Hinton: “mortal” efficient analog hardware may be learned-in-place, uncopyable

This post comes in two forms: a 15 minute talk and link to partway through forward-forward’s initial paper (see also papers citing this).

Talk version (2x speed recommended, captions recommended):

I don’t find the discussion of forward-forward to be the most interesting part; it’s a plausible learning algorithm, perhaps, but what I’m really interested in is the impact he thinks it’ll have on how computers are designed: he claims they’re going to be chunks of trained matter that interface with the outside world at boundaries and are otherwise inscrutable and reliant on defects in the particular hardware’s shape.

This seems most relevant to me in terms of what effects it might have on the shape of selfhood, if any, of the AI living in that low-power silicon brain.

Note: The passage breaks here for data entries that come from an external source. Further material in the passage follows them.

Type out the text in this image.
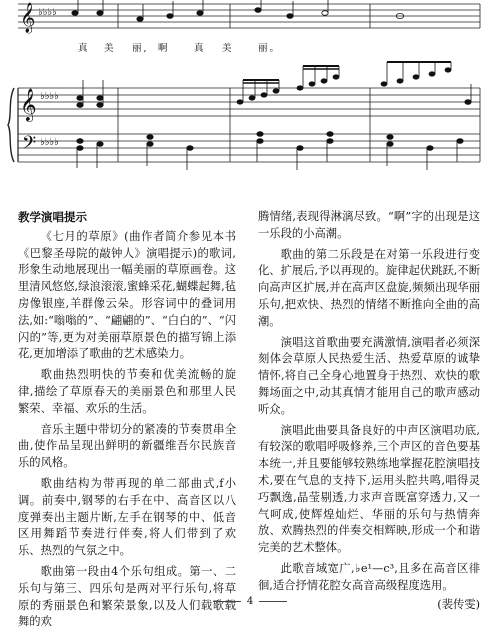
𝄞
𝄞
𝄢
♭♭♭♭
♭♭♭♭
♭♭♭♭
真 美 丽, 啊	真 美	丽。
教学演唱提示

《七月的草原》(曲作者简介参见本书《巴黎圣母院的敲钟人》演唱提示)的歌词,形象生动地展现出一幅美丽的草原画卷。这里清风悠悠,绿浪滚滚,蜜蜂采花,蝴蝶起舞,毡房像银座,羊群像云朵。形容词中的叠词用法,如:“嗡嗡的”、“翩翩的”、“白白的”、“闪闪的”等,更为对美丽草原景色的描写锦上添花,更加增添了歌曲的艺术感染力。

歌曲热烈明快的节奏和优美流畅的旋律,描绘了草原春天的美丽景色和那里人民繁荣、幸福、欢乐的生活。

音乐主题中带切分的紧凑的节奏贯串全曲,使作品呈现出鲜明的新疆维吾尔民族音乐的风格。

歌曲结构为带再现的单二部曲式,f小调。前奏中,钢琴的右手在中、高音区以八度弹奏出主题片断,左手在钢琴的中、低音区用舞蹈节奏进行伴奏,将人们带到了欢乐、热烈的气氛之中。

歌曲第一段由4个乐句组成。第一、二乐句与第三、四乐句是两对平行乐句,将草原的秀丽景色和繁荣景象,以及人们载歌载舞的欢

腾情绪,表现得淋漓尽致。“啊”字的出现是这一乐段的小高潮。

歌曲的第二乐段是在对第一乐段进行变化、扩展后,予以再现的。旋律起伏跳跃,不断向高声区扩展,并在高声区盘旋,频频出现华丽乐句,把欢快、热烈的情绪不断推向全曲的高潮。

演唱这首歌曲要充满激情,演唱者必须深刻体会草原人民热爱生活、热爱草原的诚挚情怀,将自己全身心地置身于热烈、欢快的歌舞场面之中,动其真情才能用自己的歌声感动听众。

演唱此曲要具备良好的中声区演唱功底,有较深的歌唱呼吸修养,三个声区的音色要基本统一,并且要能够较熟练地掌握花腔演唱技术,要在气息的支持下,运用头腔共鸣,唱得灵巧飘逸,晶莹剔透,力求声音既富穿透力,又一气呵成,使辉煌灿烂、华丽的乐句与热情奔放、欢腾热烈的伴奏交相辉映,形成一个和谐完美的艺术整体。

此歌音域宽广,♭e¹—c³,且多在高音区徘徊,适合抒情花腔女高音高级程度选用。

(裴传雯)

4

Sidenote: Amusingly, he opens with a claim that this implies that we can’t do brain uploads, and yet describes exactly how to do them anyway: distillation training of a student, including copying of mistakes, which seems to me like the obvious way to do incremental hardware replacement of human brains as well. I also think he’s overestimating how much this will prevent exact copying; exact copies won’t behave exactly the same way, but it seems likely to me that one would be able to copy knowledge out of a chip more precisely than just by distillation by also involving the kind of offline scanning hardware one would use to examine a CPU. Using the resulting scan would require the help of a learned scan-to-hardware converter AI, though.